Thailand on Monday defended hosting talks with the Myanmar junta that have split the regional bloc leading diplomatic efforts to end the chaos engulfing the country since the military seized power.
Myanmar has been in turmoil since a February 2021 coup that ousted civilian leader Aung San Suu Kyi, with more than 3,600 civilians killed in the military's crackdown on dissent, according to a monitoring group.
The generals have been barred from high-level meetings of the Association of Southeast Asian Nations (ASEAN) regional bloc, of which Myanmar is a member.
But Thailand's caretaker government, which is dominated by army-linked parties, last week invited junta foreign minister Than Shwe to the informal two-day meeting.
The move has split ASEAN and drawn criticism that it is undermining the bloc's efforts to tackle the crisis.
However, Thai Prime Minister Prayut Chan-O-Cha said the talks were needed.
"We suffer more than others because we share more than 3,000 kilometres of land and sea border with Myanmar," Prayut told reporters.
"We need to talk, otherwise people will be affected. Today is just a meeting, we did not agree on anything."
Indonesia and Malaysia, among the junta's harshest critics within ASEAN, snubbed the meeting, while Singapore warned it was premature to engage the junta at such a high level.

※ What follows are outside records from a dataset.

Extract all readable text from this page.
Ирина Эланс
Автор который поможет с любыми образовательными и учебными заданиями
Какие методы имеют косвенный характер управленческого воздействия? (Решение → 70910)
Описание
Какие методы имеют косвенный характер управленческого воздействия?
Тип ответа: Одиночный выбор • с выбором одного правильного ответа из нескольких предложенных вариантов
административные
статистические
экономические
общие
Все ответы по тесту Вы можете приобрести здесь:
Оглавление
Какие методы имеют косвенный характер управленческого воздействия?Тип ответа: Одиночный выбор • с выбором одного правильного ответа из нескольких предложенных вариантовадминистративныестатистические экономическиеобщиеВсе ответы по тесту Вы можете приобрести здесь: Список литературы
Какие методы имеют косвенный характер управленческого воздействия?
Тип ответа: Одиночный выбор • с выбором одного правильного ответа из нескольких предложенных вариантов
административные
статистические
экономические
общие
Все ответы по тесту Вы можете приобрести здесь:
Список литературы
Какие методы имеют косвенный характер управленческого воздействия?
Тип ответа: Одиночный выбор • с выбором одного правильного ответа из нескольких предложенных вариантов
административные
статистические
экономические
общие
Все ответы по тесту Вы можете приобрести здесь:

Cambodia sent a junior foreign ministry official while China, long a key supporter of the Myanmar military, dispatched Deng Xijun, its special envoy for Asian affairs.
The split is a fresh blow to ASEAN's already faltering efforts to defuse the crisis.
No progress has been made towards implementing a five-point peace plan agreed on two years ago and the last ASEAN summit, in May, ended without any significant progress on the matter.
Fighting between the army and rebel groups in Myanmar has periodically sent thousands of people fleeing across the border into Thailand.
Thai Foreign Minister Don Pramudwinai said the kingdom was suffering the effects of the crisis more than other countries in the region.
"Thailand is the only country that wants to find a solution," he told reporters.
"None of the other ASEAN members care as much as us."
Prayut, a former army chief who himself seized power in a coup in 2014, suffered a heavy defeat at last month's Thai general election but is still in the post in a caretaker capacity.
A senior Southeast Asian official familiar with the matter told AFP at the weekend they suspected the outgoing Thai government was trying to find a way to persuade ASEAN to let Myanmar attend high-level meetings again.